Endymion, master krewe of all things big – including its number of riders – was preparing to reveal a new float which would be Carnival’s longest. The nine-part tandem vehicle would celebrate the old Pontchartrain Beach amusement park. Blinking lights moving rapidly would create the speed sensation of the old Zephyr roller coaster. Different units depicted different scenes, including one that represented the beach’s food. A scent – essence of hamburger (with onions) – was sprayed at the crowd. There would be music and throws and 220 riders, more than the number of some entire parades.
Before the float’s parade debut there were some practical concerns, the biggest being how the 375-foot float would negotiate the turns, the most critical being at N. Carrollton Avenue to Canal Street. Thus, on this quiet night before the Carnival season, there was an unannounced rehearsal. With representatives of the krewe, the police and interested parties looking on, the float would be pulled from Orleans Avenue to Canal, into downtown and then winding its way toward the Superdome.
As the float negotiated the crucial turns, officials walked at its side noting the swing factor, how much space would the big tandem take to make the turn. On parade night, barricades would be spaced at the determined distance so as to allow flow. The rehearsal was a success.
My spot for watching Endymion’s march is near the corner of Canal and S. Scott streets. It is only a few blocks from and within eyesight of the Carrollton turn. On the night of the Endymion parade there was great anticipation for the new float, which would be unlike anything every pulled in a parade anywhere of any type.
Already Endymion had established itself with record-length signature floats (one called “Welcome to New Orleans and the Mardi Gras” and the other the steamboat, like “Captain Eddie’s SS Endymion”) but none would provide as much of a total sensory experience. By the time the new float, which was placed near the end, approached Canal, the parade had been marching for a couple of hours. (The procession is so long that its lead units are often approaching the Superdome destination point just as those at the end are starting to move.)
Those in the crowd could see the big float approaching and began pointing toward it, but then it stopped – and stayed stropped. Something was wrong.
We learned later that while the barricades were correctly placed, the anxious crowd had pushed the barricades in. Some of the float’s units had to be detached, pushed around the corner and then reattached.

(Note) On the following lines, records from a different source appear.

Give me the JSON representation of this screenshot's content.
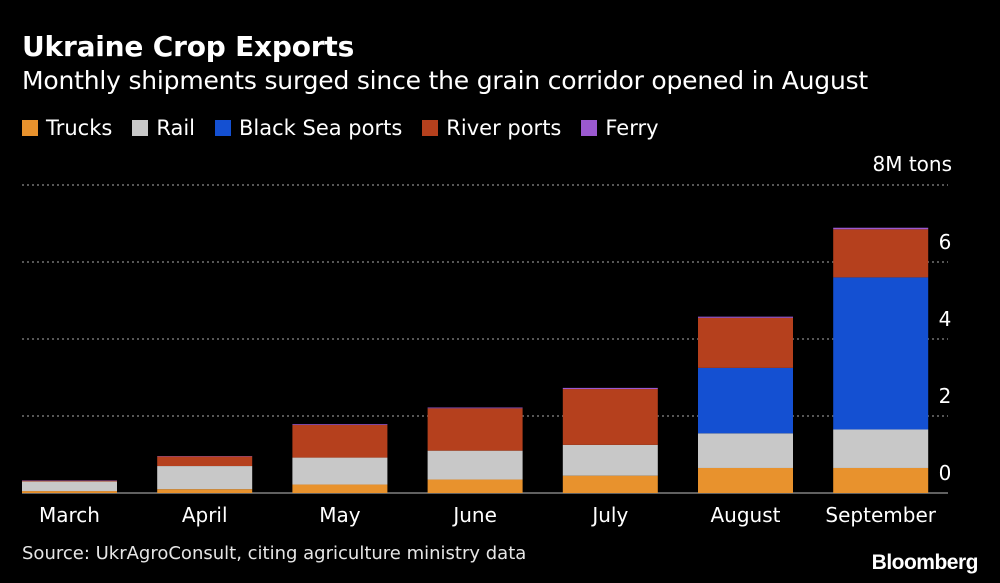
{
  "header": {
    "title": "Ukraine Crop Exports",
    "subtitle": "Monthly shipments surged since the grain corridor opened in August"
  },
  "footer": {
    "source": "Source: UkrAgroConsult, citing agriculture ministry data",
    "brand": "Bloomberg"
  },
  "colors": {
    "background": "#000000",
    "gridline": "#8a8a8a",
    "text": "#ffffff"
  },
  "chart_data": {
    "type": "bar",
    "stacked": true,
    "title": "Ukraine Crop Exports",
    "subtitle": "Monthly shipments surged since the grain corridor opened in August",
    "ylabel": "8M tons",
    "xlabel": "",
    "ylim": [
      0,
      8
    ],
    "yticks": [
      0,
      2,
      4,
      6,
      8
    ],
    "ytick_labels": [
      "0",
      "2",
      "4",
      "6",
      "8M tons"
    ],
    "legend_position": "top-left",
    "categories": [
      "March",
      "April",
      "May",
      "June",
      "July",
      "August",
      "September"
    ],
    "series": [
      {
        "name": "Trucks",
        "color": "#e8922d",
        "values": [
          0.05,
          0.1,
          0.22,
          0.35,
          0.45,
          0.65,
          0.65
        ]
      },
      {
        "name": "Rail",
        "color": "#c8c8c8",
        "values": [
          0.25,
          0.6,
          0.7,
          0.75,
          0.8,
          0.9,
          1.0
        ]
      },
      {
        "name": "Black Sea ports",
        "color": "#1450d2",
        "values": [
          0,
          0,
          0,
          0,
          0,
          1.7,
          3.95
        ]
      },
      {
        "name": "River ports",
        "color": "#b5401d",
        "values": [
          0.02,
          0.25,
          0.85,
          1.1,
          1.45,
          1.3,
          1.25
        ]
      },
      {
        "name": "Ferry",
        "color": "#9b59d0",
        "values": [
          0.01,
          0.01,
          0.02,
          0.02,
          0.03,
          0.03,
          0.04
        ]
      }
    ]
  }
}
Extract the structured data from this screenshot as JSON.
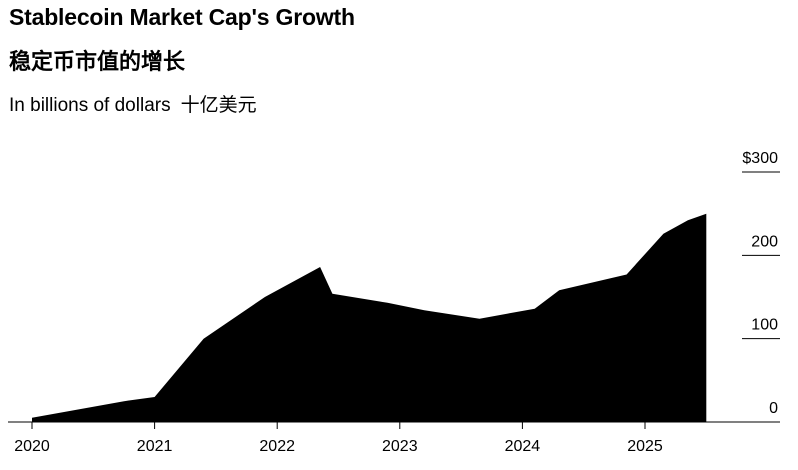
{
  "chart_data": {
    "type": "area",
    "title": "Stablecoin Market Cap's Growth",
    "title_cn": "稳定币市值的增长",
    "subtitle": "In billions of dollars",
    "subtitle_cn": "十亿美元",
    "x_tick_labels": [
      "2020",
      "2021",
      "2022",
      "2023",
      "2024",
      "2025"
    ],
    "y_tick_labels": [
      "$300",
      "200",
      "100",
      "0"
    ],
    "y_ticks": [
      300,
      200,
      100,
      0
    ],
    "ylim": [
      0,
      300
    ],
    "xlim": [
      2019.97,
      2026.0
    ],
    "y_axis_position": "right",
    "fill_color": "#000000",
    "series": [
      {
        "x": [
          2020.0,
          2020.75,
          2021.0,
          2021.4,
          2021.9,
          2022.35,
          2022.45,
          2022.9,
          2023.2,
          2023.65,
          2024.1,
          2024.3,
          2024.85,
          2025.15,
          2025.35,
          2025.5
        ],
        "values": [
          5,
          25,
          30,
          100,
          150,
          186,
          154,
          143,
          134,
          124,
          136,
          158,
          177,
          226,
          242,
          250
        ]
      }
    ]
  }
}
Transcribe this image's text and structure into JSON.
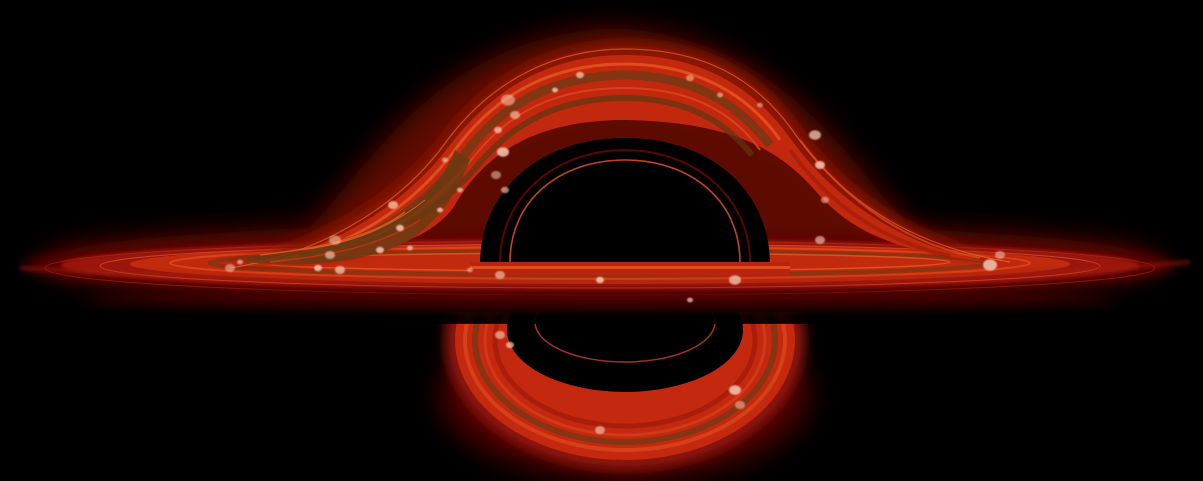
{
  "scene": {
    "subject": "black-hole-accretion-disk",
    "colors": {
      "background": "#000000",
      "disk_outer": "#7a0a04",
      "disk_mid": "#c0240e",
      "disk_bright": "#e8501e",
      "disk_brown": "#6b3a12",
      "speckle": "#f7c8b4",
      "photon_ring": "#d84a2a",
      "shadow": "#000000"
    }
  }
}
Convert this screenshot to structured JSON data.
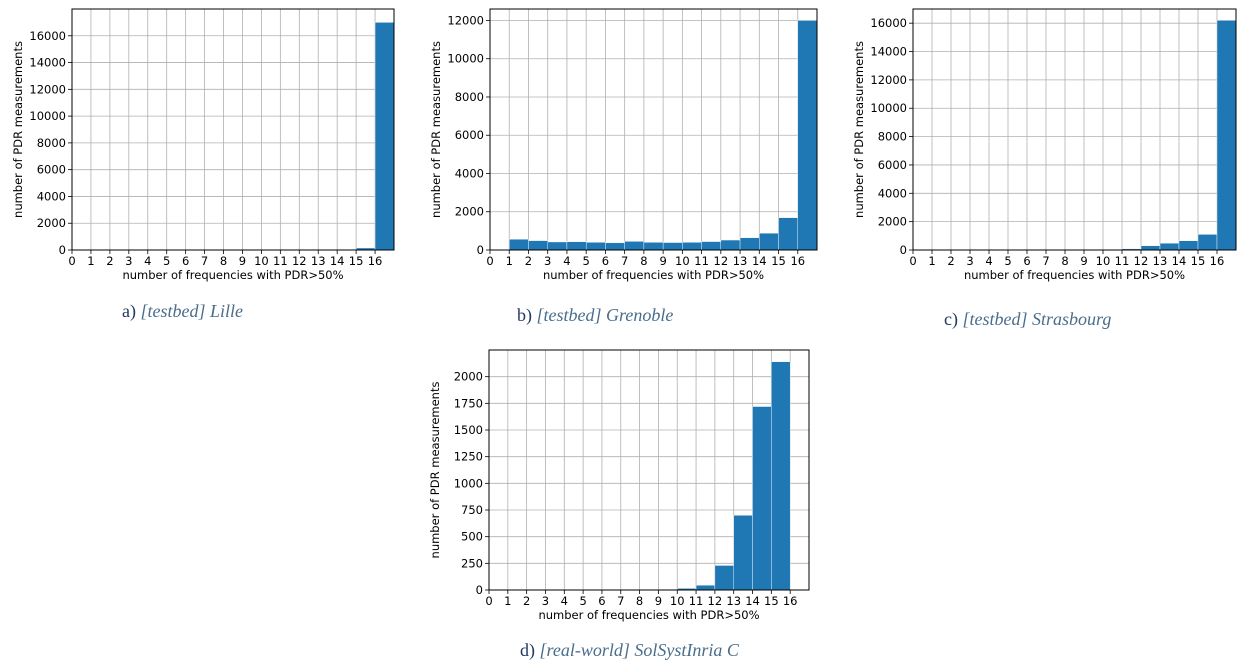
{
  "figure": {
    "bar_color": "#1f77b4",
    "grid_color": "#b0b0b0",
    "captions": [
      {
        "letter": "a)",
        "text": "[testbed] Lille"
      },
      {
        "letter": "b)",
        "text": "[testbed] Grenoble"
      },
      {
        "letter": "c)",
        "text": "[testbed] Strasbourg"
      },
      {
        "letter": "d)",
        "text": "[real-world] SolSystInria C"
      }
    ]
  },
  "chart_data": [
    {
      "type": "bar",
      "xlabel": "number of frequencies with PDR>50%",
      "ylabel": "number of PDR measurements",
      "xlim": [
        0,
        17
      ],
      "ylim": [
        0,
        18000
      ],
      "xticks": [
        0,
        1,
        2,
        3,
        4,
        5,
        6,
        7,
        8,
        9,
        10,
        11,
        12,
        13,
        14,
        15,
        16
      ],
      "yticks": [
        0,
        2000,
        4000,
        6000,
        8000,
        10000,
        12000,
        14000,
        16000
      ],
      "grid": true,
      "x": [
        15,
        16
      ],
      "values": [
        150,
        17000
      ]
    },
    {
      "type": "bar",
      "xlabel": "number of frequencies with PDR>50%",
      "ylabel": "number of PDR measurements",
      "xlim": [
        0,
        17
      ],
      "ylim": [
        0,
        12600
      ],
      "xticks": [
        0,
        1,
        2,
        3,
        4,
        5,
        6,
        7,
        8,
        9,
        10,
        11,
        12,
        13,
        14,
        15,
        16
      ],
      "yticks": [
        0,
        2000,
        4000,
        6000,
        8000,
        10000,
        12000
      ],
      "grid": true,
      "x": [
        1,
        2,
        3,
        4,
        5,
        6,
        7,
        8,
        9,
        10,
        11,
        12,
        13,
        14,
        15,
        16
      ],
      "values": [
        560,
        490,
        420,
        430,
        400,
        380,
        450,
        400,
        390,
        400,
        440,
        520,
        640,
        880,
        1690,
        12000
      ]
    },
    {
      "type": "bar",
      "xlabel": "number of frequencies with PDR>50%",
      "ylabel": "number of PDR measurements",
      "xlim": [
        0,
        17
      ],
      "ylim": [
        0,
        17000
      ],
      "xticks": [
        0,
        1,
        2,
        3,
        4,
        5,
        6,
        7,
        8,
        9,
        10,
        11,
        12,
        13,
        14,
        15,
        16
      ],
      "yticks": [
        0,
        2000,
        4000,
        6000,
        8000,
        10000,
        12000,
        14000,
        16000
      ],
      "grid": true,
      "x": [
        10,
        11,
        12,
        13,
        14,
        15,
        16
      ],
      "values": [
        30,
        80,
        300,
        480,
        650,
        1100,
        16200
      ]
    },
    {
      "type": "bar",
      "xlabel": "number of frequencies with PDR>50%",
      "ylabel": "number of PDR measurements",
      "xlim": [
        0,
        17
      ],
      "ylim": [
        0,
        2250
      ],
      "xticks": [
        0,
        1,
        2,
        3,
        4,
        5,
        6,
        7,
        8,
        9,
        10,
        11,
        12,
        13,
        14,
        15,
        16
      ],
      "yticks": [
        0,
        250,
        500,
        750,
        1000,
        1250,
        1500,
        1750,
        2000
      ],
      "grid": true,
      "x": [
        2,
        4,
        5,
        6,
        8,
        9,
        10,
        11,
        12,
        13,
        14,
        15
      ],
      "values": [
        5,
        4,
        4,
        3,
        4,
        5,
        15,
        45,
        230,
        700,
        1720,
        2140
      ]
    }
  ]
}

Those who create things that are intended to be the biggest and brightest face high risks and occasional setbacks. That comes with believing. The Beach float has made its way successfully in two Carnivals since. Last year Endymion introduced another new float (E-TV) with a video screen, possibly the world’s biggest, from which the crowd could look back at itself.
Brilliant new LED lighting now illuminates the parade, and the ideas keep flowing. As Endymion moves toward its 50th anniversary it has a lot to be proud of; having to keep the crowds back is surely a measure of success.